National Weather Center Colloquium

Thunderstorms Don’t Get Butterflies

Dr. Dale Durran

University Of Washington

22 March 2016, 4:00 PM

National Weather Center, Room 1313
120 David L. Boren Blvd.
University of Oklahoma
Norman, OK

The weather will evolve differently from that predicted by a perfect forecast model if the initial state provided to the model differs even slightly from that for the atmosphere. Lorenz showed that confining errors in the initial state to ever smaller scales, possibly even down to the size of a butterfly, did not significantly extend the time over which his highly idealized model exhibited predictive skill.

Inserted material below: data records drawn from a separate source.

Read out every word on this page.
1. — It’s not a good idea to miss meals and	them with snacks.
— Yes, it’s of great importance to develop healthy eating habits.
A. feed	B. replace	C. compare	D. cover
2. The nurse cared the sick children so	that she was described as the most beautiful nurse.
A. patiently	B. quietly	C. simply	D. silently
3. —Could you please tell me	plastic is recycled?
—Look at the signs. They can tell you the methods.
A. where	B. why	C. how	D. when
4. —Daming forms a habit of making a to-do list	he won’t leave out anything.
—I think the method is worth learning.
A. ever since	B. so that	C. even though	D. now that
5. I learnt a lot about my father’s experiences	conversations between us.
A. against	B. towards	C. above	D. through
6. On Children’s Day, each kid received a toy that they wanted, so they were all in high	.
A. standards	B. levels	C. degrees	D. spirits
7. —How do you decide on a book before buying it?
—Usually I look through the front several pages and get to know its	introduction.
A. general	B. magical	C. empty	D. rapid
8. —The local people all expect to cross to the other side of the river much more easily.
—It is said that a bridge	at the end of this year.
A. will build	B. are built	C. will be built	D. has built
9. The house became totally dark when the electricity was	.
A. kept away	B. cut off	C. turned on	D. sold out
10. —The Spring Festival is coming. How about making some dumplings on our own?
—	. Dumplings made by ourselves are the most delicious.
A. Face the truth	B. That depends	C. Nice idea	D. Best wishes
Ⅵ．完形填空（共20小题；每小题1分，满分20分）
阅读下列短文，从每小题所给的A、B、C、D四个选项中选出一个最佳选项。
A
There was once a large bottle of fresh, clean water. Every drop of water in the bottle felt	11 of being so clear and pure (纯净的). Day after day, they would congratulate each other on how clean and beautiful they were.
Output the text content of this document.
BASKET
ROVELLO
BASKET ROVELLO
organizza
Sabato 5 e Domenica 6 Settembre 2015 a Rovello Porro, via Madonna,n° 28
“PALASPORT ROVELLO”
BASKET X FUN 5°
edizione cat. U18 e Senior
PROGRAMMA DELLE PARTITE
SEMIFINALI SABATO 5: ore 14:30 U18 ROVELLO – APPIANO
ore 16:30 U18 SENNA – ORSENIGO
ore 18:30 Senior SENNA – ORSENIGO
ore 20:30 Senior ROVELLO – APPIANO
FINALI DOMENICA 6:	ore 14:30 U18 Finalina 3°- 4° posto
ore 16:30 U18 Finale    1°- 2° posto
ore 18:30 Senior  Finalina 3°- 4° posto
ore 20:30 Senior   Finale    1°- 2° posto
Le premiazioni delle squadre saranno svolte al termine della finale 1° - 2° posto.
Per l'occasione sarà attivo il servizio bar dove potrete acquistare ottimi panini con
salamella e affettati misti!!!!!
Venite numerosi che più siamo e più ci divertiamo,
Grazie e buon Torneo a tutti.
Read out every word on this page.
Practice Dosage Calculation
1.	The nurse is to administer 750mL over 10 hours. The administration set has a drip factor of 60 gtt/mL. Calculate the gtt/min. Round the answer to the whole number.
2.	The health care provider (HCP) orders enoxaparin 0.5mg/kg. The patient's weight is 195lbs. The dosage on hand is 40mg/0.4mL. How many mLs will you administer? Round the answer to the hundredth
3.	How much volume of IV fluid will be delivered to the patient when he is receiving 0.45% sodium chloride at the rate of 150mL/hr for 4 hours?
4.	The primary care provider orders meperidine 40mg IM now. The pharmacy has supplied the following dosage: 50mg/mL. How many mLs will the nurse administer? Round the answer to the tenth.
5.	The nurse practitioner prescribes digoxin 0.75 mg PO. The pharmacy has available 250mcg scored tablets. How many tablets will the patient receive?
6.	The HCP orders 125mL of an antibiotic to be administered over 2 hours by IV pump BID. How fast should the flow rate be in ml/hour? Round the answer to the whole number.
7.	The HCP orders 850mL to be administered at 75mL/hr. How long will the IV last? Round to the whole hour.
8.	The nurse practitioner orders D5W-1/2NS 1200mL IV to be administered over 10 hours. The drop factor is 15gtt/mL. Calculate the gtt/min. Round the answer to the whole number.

Nevertheless, recent work with Lorenz’s model has shown that initial errors at extremely small scales are not likely to impose a practical limit on forecast accuracy because they would be swamped by minor relative errors in the initial conditions at much larger scales. Employing detailed simulations of the error growth in collections of thunderstorms, we show that similar conclusions about the importance of larger scales apply to the propagation of initial-condition errors in much more realistic settings. Our results imply that minimizing initial errors on scales around 100 km is more likely to extend the accuracy of squall-line forecasts than would potentially expensive efforts to initialize smaller-scale atmospheric circulations. We also demonstrate that squall lines, triggered in an environment with no initial background circulations, can generate a background mesoscale kinetic energy spectrum roughly similar to that observed in the atmosphere.